En marge de l’assemblée générale, un syndicaliste se prend une gifle dans la figure, façon de parler : « des gens sont tellement mal qu’on aura des pendus. » Un homme en colère parle des « suicidaires », un autre dit en deux mots qu’il est déjà allé à l’hôpital… Il est assis à quelques mètres d’un homme, appuyé sur le mur, qui préfère hurler, et parler des actions coup de poing menées chez Goossens, à Marcq-en-Barœul : « Je vais faire pareil, je n’ai plus rien à perdre, j’en ai plus rien à foutre ! »
Pour l’intersyndicale, le mauvais moral des salariés est pris très au sérieux. Le cabinet Cecafi, qui avait été mandaté lors du droit d’alerte, a de nouveau été sollicité pour étudier les risques psychosociaux dans l’entreprise, au travers d’un dossier en quatre-vingt-dix-sept questions, remis à chaque salarié. Le rapport a été présenté hier après-midi en réunion de CHSCT (comité d’hygiène, de sécurité et des conditions de travail). « On va voir quelles mesures on peut mettre en œuvre », signale un syndicaliste. Dans la droite ligne de cette question des risques psychosociaux, une idée semble recueillir quelques suffrages : « Depuis un an, c’est du harcèlement qu’on nous fait. Avec les lois françaises, vous ne croyez pas qu’on pourrait porter plainte ? » L’idée devrait faire son chemin. Tout comme celle de soutenir en masse la délégation qui pourrait être reçue au conseil régional, à Lille.

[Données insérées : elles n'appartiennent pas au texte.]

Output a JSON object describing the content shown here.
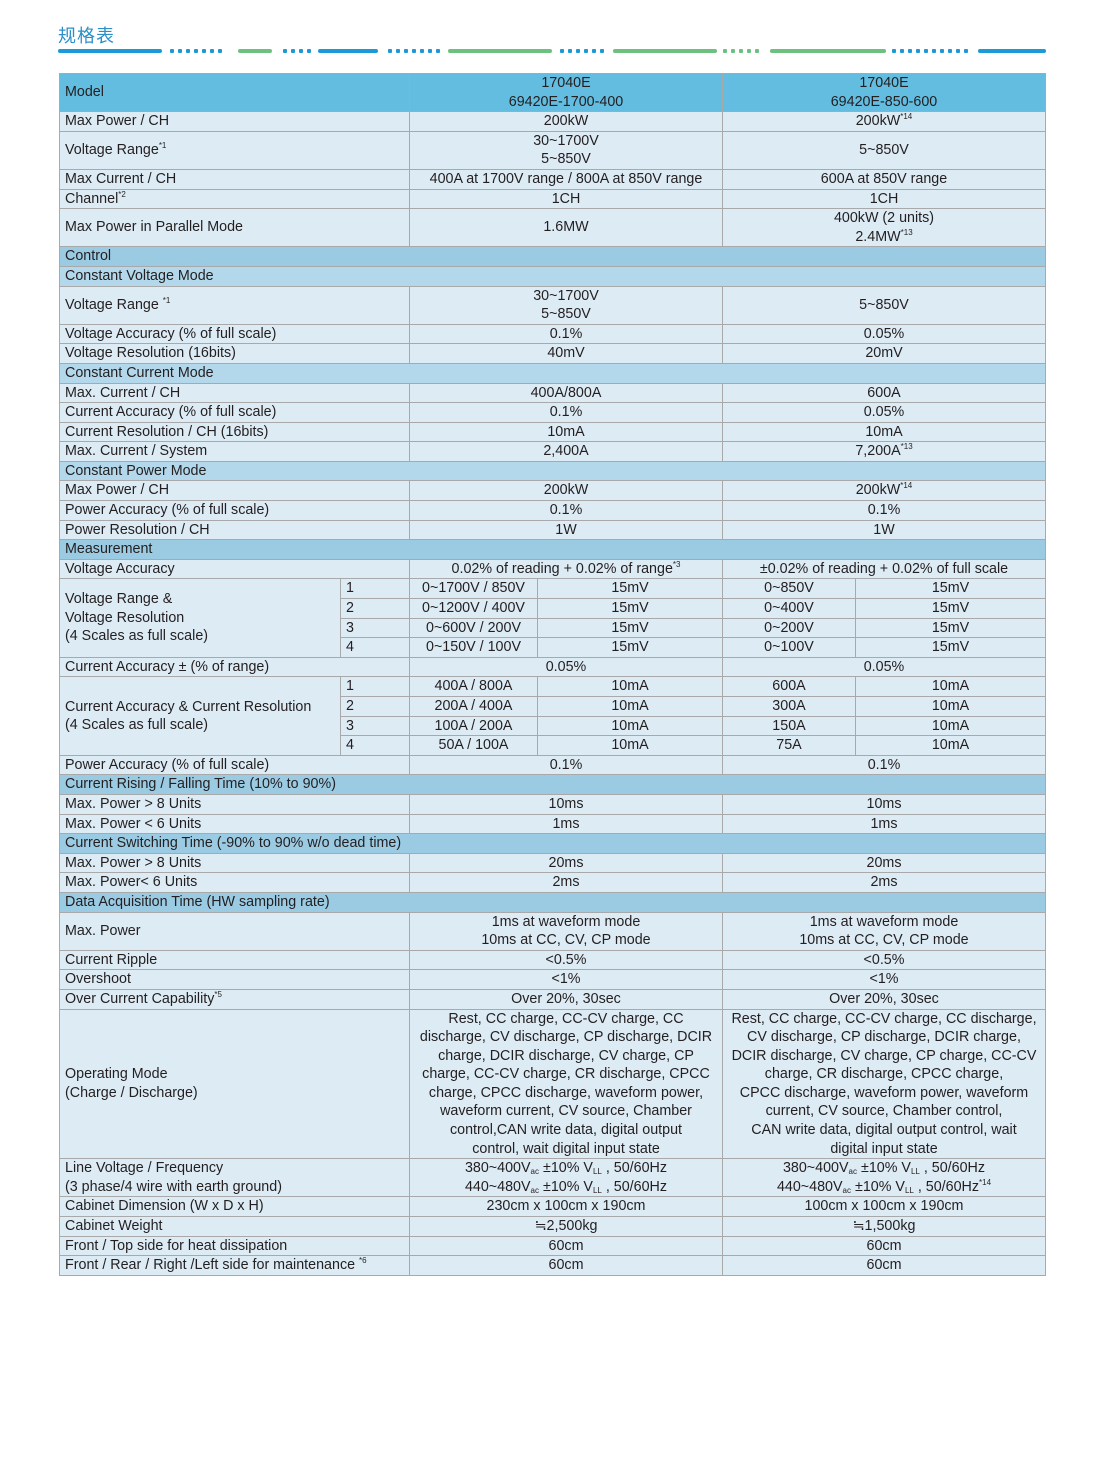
{
  "page_title": "规格表",
  "colors": {
    "title": "#2a8fc9",
    "dash_blue": "#1a9ad6",
    "dash_green": "#6cc17e",
    "header_bg": "#62bde1",
    "section_major_bg": "#9bcbe3",
    "section_sub_bg": "#b4d8eb",
    "row_bg": "#ddebf5",
    "outer_border": "#e9a08e"
  },
  "table": {
    "rows": [
      {
        "type": "header",
        "label": "Model",
        "c2": [
          "17040E",
          "69420E-1700-400"
        ],
        "c3": [
          "17040E",
          "69420E-850-600"
        ]
      },
      {
        "type": "row",
        "label": "Max Power / CH",
        "c2": [
          "200kW"
        ],
        "c3": [
          [
            "200kW",
            {
              "sup": "*14"
            }
          ]
        ]
      },
      {
        "type": "row",
        "label": [
          [
            "Voltage Range",
            {
              "sup": "*1"
            }
          ]
        ],
        "c2": [
          "30~1700V",
          "5~850V"
        ],
        "c3": [
          "5~850V"
        ]
      },
      {
        "type": "row",
        "label": "Max Current / CH",
        "c2": [
          "400A at 1700V range / 800A at 850V range"
        ],
        "c3": [
          "600A at 850V range"
        ]
      },
      {
        "type": "row",
        "label": [
          [
            "Channel",
            {
              "sup": "*2"
            }
          ]
        ],
        "c2": [
          "1CH"
        ],
        "c3": [
          "1CH"
        ]
      },
      {
        "type": "row",
        "label": "Max Power in Parallel Mode",
        "c2": [
          "1.6MW"
        ],
        "c3": [
          "400kW (2 units)",
          [
            "2.4MW",
            {
              "sup": "*13"
            }
          ]
        ]
      },
      {
        "type": "section",
        "level": "major",
        "label": "Control"
      },
      {
        "type": "section",
        "level": "sub",
        "label": "Constant Voltage Mode"
      },
      {
        "type": "row",
        "label": [
          [
            "Voltage Range ",
            {
              "sup": "*1"
            }
          ]
        ],
        "c2": [
          "30~1700V",
          "5~850V"
        ],
        "c3": [
          "5~850V"
        ]
      },
      {
        "type": "row",
        "label": "Voltage Accuracy (% of full scale)",
        "c2": [
          "0.1%"
        ],
        "c3": [
          "0.05%"
        ]
      },
      {
        "type": "row",
        "label": "Voltage Resolution (16bits)",
        "c2": [
          "40mV"
        ],
        "c3": [
          "20mV"
        ]
      },
      {
        "type": "section",
        "level": "sub",
        "label": "Constant Current Mode"
      },
      {
        "type": "row",
        "label": "Max. Current / CH",
        "c2": [
          "400A/800A"
        ],
        "c3": [
          "600A"
        ]
      },
      {
        "type": "row",
        "label": "Current Accuracy (% of full scale)",
        "c2": [
          "0.1%"
        ],
        "c3": [
          "0.05%"
        ]
      },
      {
        "type": "row",
        "label": "Current Resolution / CH (16bits)",
        "c2": [
          "10mA"
        ],
        "c3": [
          "10mA"
        ]
      },
      {
        "type": "row",
        "label": "Max. Current / System",
        "c2": [
          "2,400A"
        ],
        "c3": [
          [
            "7,200A",
            {
              "sup": "*13"
            }
          ]
        ]
      },
      {
        "type": "section",
        "level": "sub",
        "label": "Constant Power Mode"
      },
      {
        "type": "row",
        "label": "Max Power / CH",
        "c2": [
          "200kW"
        ],
        "c3": [
          [
            "200kW",
            {
              "sup": "*14"
            }
          ]
        ]
      },
      {
        "type": "row",
        "label": "Power Accuracy (% of full scale)",
        "c2": [
          "0.1%"
        ],
        "c3": [
          "0.1%"
        ]
      },
      {
        "type": "row",
        "label": "Power Resolution / CH",
        "c2": [
          "1W"
        ],
        "c3": [
          "1W"
        ]
      },
      {
        "type": "section",
        "level": "major",
        "label": "Measurement"
      },
      {
        "type": "row",
        "label": "Voltage Accuracy",
        "c2": [
          [
            "0.02% of reading + 0.02% of range",
            {
              "sup": "*3"
            }
          ]
        ],
        "c3": [
          "±0.02% of reading + 0.02% of full scale"
        ]
      },
      {
        "type": "group",
        "label": [
          "Voltage Range &",
          "Voltage Resolution",
          "(4 Scales as full scale)"
        ],
        "items": [
          [
            "1",
            "0~1700V / 850V",
            "15mV",
            "0~850V",
            "15mV"
          ],
          [
            "2",
            "0~1200V / 400V",
            "15mV",
            "0~400V",
            "15mV"
          ],
          [
            "3",
            "0~600V / 200V",
            "15mV",
            "0~200V",
            "15mV"
          ],
          [
            "4",
            "0~150V / 100V",
            "15mV",
            "0~100V",
            "15mV"
          ]
        ]
      },
      {
        "type": "row",
        "label": "Current Accuracy ± (% of range)",
        "c2": [
          "0.05%"
        ],
        "c3": [
          "0.05%"
        ]
      },
      {
        "type": "group",
        "label": [
          "Current Accuracy & Current Resolution",
          "(4 Scales as full scale)"
        ],
        "items": [
          [
            "1",
            "400A / 800A",
            "10mA",
            "600A",
            "10mA"
          ],
          [
            "2",
            "200A / 400A",
            "10mA",
            "300A",
            "10mA"
          ],
          [
            "3",
            "100A / 200A",
            "10mA",
            "150A",
            "10mA"
          ],
          [
            "4",
            "50A / 100A",
            "10mA",
            "75A",
            "10mA"
          ]
        ]
      },
      {
        "type": "row",
        "label": "Power Accuracy (% of full scale)",
        "c2": [
          "0.1%"
        ],
        "c3": [
          "0.1%"
        ]
      },
      {
        "type": "section",
        "level": "major",
        "label": "Current Rising / Falling Time (10% to 90%)"
      },
      {
        "type": "row",
        "label": "Max. Power > 8 Units",
        "c2": [
          "10ms"
        ],
        "c3": [
          "10ms"
        ]
      },
      {
        "type": "row",
        "label": "Max. Power < 6 Units",
        "c2": [
          "1ms"
        ],
        "c3": [
          "1ms"
        ]
      },
      {
        "type": "section",
        "level": "major",
        "label": "Current Switching Time (-90% to 90% w/o dead time)"
      },
      {
        "type": "row",
        "label": "Max. Power > 8 Units",
        "c2": [
          "20ms"
        ],
        "c3": [
          "20ms"
        ]
      },
      {
        "type": "row",
        "label": "Max. Power< 6 Units",
        "c2": [
          "2ms"
        ],
        "c3": [
          "2ms"
        ]
      },
      {
        "type": "section",
        "level": "major",
        "label": "Data Acquisition Time (HW sampling rate)"
      },
      {
        "type": "row",
        "label": "Max. Power",
        "c2": [
          "1ms at waveform mode",
          "10ms at CC, CV, CP mode"
        ],
        "c3": [
          "1ms  at waveform mode",
          "10ms at CC, CV, CP mode"
        ]
      },
      {
        "type": "row",
        "label": "Current Ripple",
        "c2": [
          "<0.5%"
        ],
        "c3": [
          "<0.5%"
        ]
      },
      {
        "type": "row",
        "label": "Overshoot",
        "c2": [
          "<1%"
        ],
        "c3": [
          "<1%"
        ]
      },
      {
        "type": "row",
        "label": [
          [
            "Over Current Capability",
            {
              "sup": "*5"
            }
          ]
        ],
        "c2": [
          "Over 20%, 30sec"
        ],
        "c3": [
          "Over 20%, 30sec"
        ]
      },
      {
        "type": "row",
        "label": [
          "Operating Mode",
          "(Charge / Discharge)"
        ],
        "c2": [
          "Rest, CC charge, CC-CV charge, CC",
          "discharge, CV discharge, CP discharge, DCIR",
          "charge, DCIR discharge, CV charge, CP",
          "charge, CC-CV charge, CR discharge, CPCC",
          "charge, CPCC discharge, waveform power,",
          "waveform current, CV source, Chamber",
          "control,CAN write data, digital output",
          "control, wait digital input state"
        ],
        "c3": [
          "Rest, CC charge, CC-CV charge, CC discharge,",
          "CV discharge, CP discharge, DCIR charge,",
          "DCIR discharge, CV charge, CP charge, CC-CV",
          "charge, CR discharge, CPCC charge,",
          "CPCC discharge, waveform power, waveform",
          "current, CV source, Chamber control,",
          "CAN write data, digital output control, wait",
          "digital input state"
        ]
      },
      {
        "type": "row",
        "label": [
          "Line Voltage / Frequency",
          "(3 phase/4 wire with earth ground)"
        ],
        "c2": [
          [
            "380~400V",
            {
              "sub": "ac"
            },
            " ±10% V",
            {
              "sub": "LL"
            },
            " , 50/60Hz"
          ],
          [
            "440~480V",
            {
              "sub": "ac"
            },
            " ±10% V",
            {
              "sub": "LL"
            },
            " , 50/60Hz"
          ]
        ],
        "c3": [
          [
            "380~400V",
            {
              "sub": "ac"
            },
            " ±10% V",
            {
              "sub": "LL"
            },
            " , 50/60Hz"
          ],
          [
            "440~480V",
            {
              "sub": "ac"
            },
            " ±10% V",
            {
              "sub": "LL"
            },
            " , 50/60Hz",
            {
              "sup": "*14"
            }
          ]
        ]
      },
      {
        "type": "row",
        "label": "Cabinet Dimension (W x D x H)",
        "c2": [
          "230cm x 100cm x 190cm"
        ],
        "c3": [
          "100cm x 100cm x 190cm"
        ]
      },
      {
        "type": "row",
        "label": "Cabinet Weight",
        "c2": [
          "≒2,500kg"
        ],
        "c3": [
          "≒1,500kg"
        ]
      },
      {
        "type": "row",
        "label": "Front / Top side for heat dissipation",
        "c2": [
          "60cm"
        ],
        "c3": [
          "60cm"
        ]
      },
      {
        "type": "row",
        "label": [
          [
            "Front / Rear / Right /Left side for maintenance ",
            {
              "sup": "*6"
            }
          ]
        ],
        "c2": [
          "60cm"
        ],
        "c3": [
          "60cm"
        ]
      }
    ]
  }
}
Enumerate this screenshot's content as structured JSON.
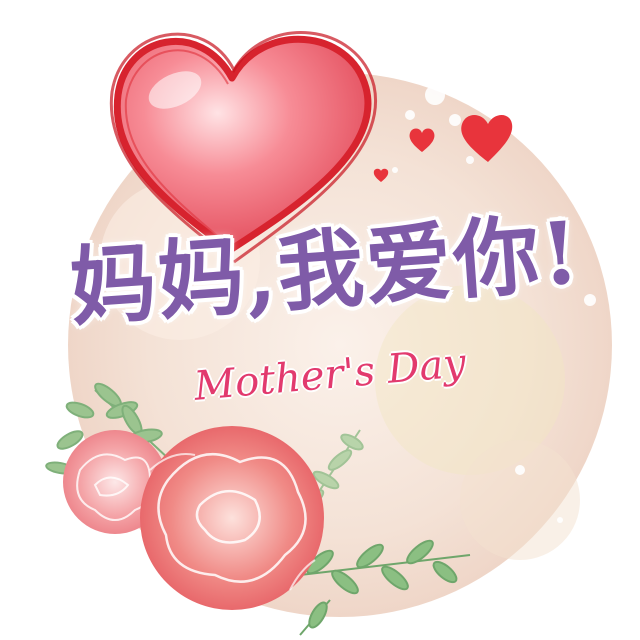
{
  "card": {
    "headline": "妈妈,我爱你!",
    "subtitle": "Mother's Day"
  },
  "colors": {
    "background": "#ffffff",
    "circle": "#f5e3d8",
    "heart_fill": "#f47a86",
    "heart_outline": "#d7232e",
    "headline": "#7f5ba8",
    "subtitle": "#e23a6e",
    "flower": "#ec6f72",
    "leaf": "#7fb07a"
  },
  "icons": [
    "big-heart-icon",
    "small-heart-icon",
    "carnation-flower-icon",
    "fern-leaf-icon"
  ]
}
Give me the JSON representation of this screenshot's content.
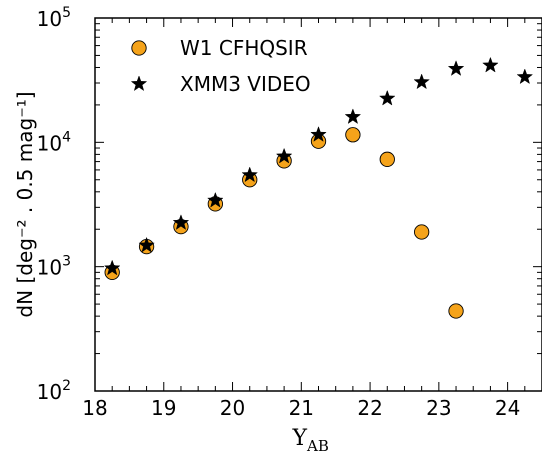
{
  "chart_data": {
    "type": "scatter",
    "xlabel": "Y",
    "xlabel_sub": "AB",
    "ylabel": "dN [deg⁻² . 0.5 mag⁻¹]",
    "xlim": [
      18,
      24.5
    ],
    "ylim": [
      100,
      100000
    ],
    "yscale": "log",
    "x_ticks": [
      "18",
      "19",
      "20",
      "21",
      "22",
      "23",
      "24"
    ],
    "y_ticks": [
      {
        "base": "10",
        "exp": "2"
      },
      {
        "base": "10",
        "exp": "3"
      },
      {
        "base": "10",
        "exp": "4"
      },
      {
        "base": "10",
        "exp": "5"
      }
    ],
    "legend_position": "top-left",
    "grid": false,
    "series": [
      {
        "name": "W1 CFHQSIR",
        "marker": "circle",
        "color": "#f5a31a",
        "x": [
          18.25,
          18.75,
          19.25,
          19.75,
          20.25,
          20.75,
          21.25,
          21.75,
          22.25,
          22.75,
          23.25
        ],
        "y": [
          900,
          1450,
          2100,
          3200,
          5000,
          7100,
          10200,
          11500,
          7300,
          1900,
          440
        ]
      },
      {
        "name": "XMM3 VIDEO",
        "marker": "star",
        "color": "#000000",
        "x": [
          18.25,
          18.75,
          19.25,
          19.75,
          20.25,
          20.75,
          21.25,
          21.75,
          22.25,
          22.75,
          23.25,
          23.75,
          24.25
        ],
        "y": [
          970,
          1480,
          2250,
          3400,
          5450,
          7700,
          11500,
          16000,
          22500,
          30500,
          39000,
          41500,
          33500
        ]
      }
    ]
  }
}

La colère se manifeste à tous les étages : un homme quitte la salle, déçu par une mobilisation qu’il estime faiblarde. « Trois pelés un tondu ! », dit-il en se dirigeant vers la sortie. « On te sort les mêmes conneries qu’en 2006 (année d’une restructuration qui a vu la fermeture de deux machines à papier, et la suppression de 400 postes). On a fait grève et on nous dit qu’il y a des commandes. On nous dit qu’il y a un repreneur, qu’il faut se remettre au travail, faire tourner la machine. On a toujours assuré notre travail. On ne doit pas emmerder Stora Corbehem, mais les emmerder là-haut ! » Certains assurent que certaines commandes qui ne pourraient pas être assurées par l’usine de Corbehem seraient transférées vers une usine d’Allemagne. D’autres vivent la situation comme un piège qui se referme. « On est une grenouille dans de l’eau tiède. L’eau continue de chauffer et la grenouille finit par cuire… » illustre un salarié, encore contraint à l’attente.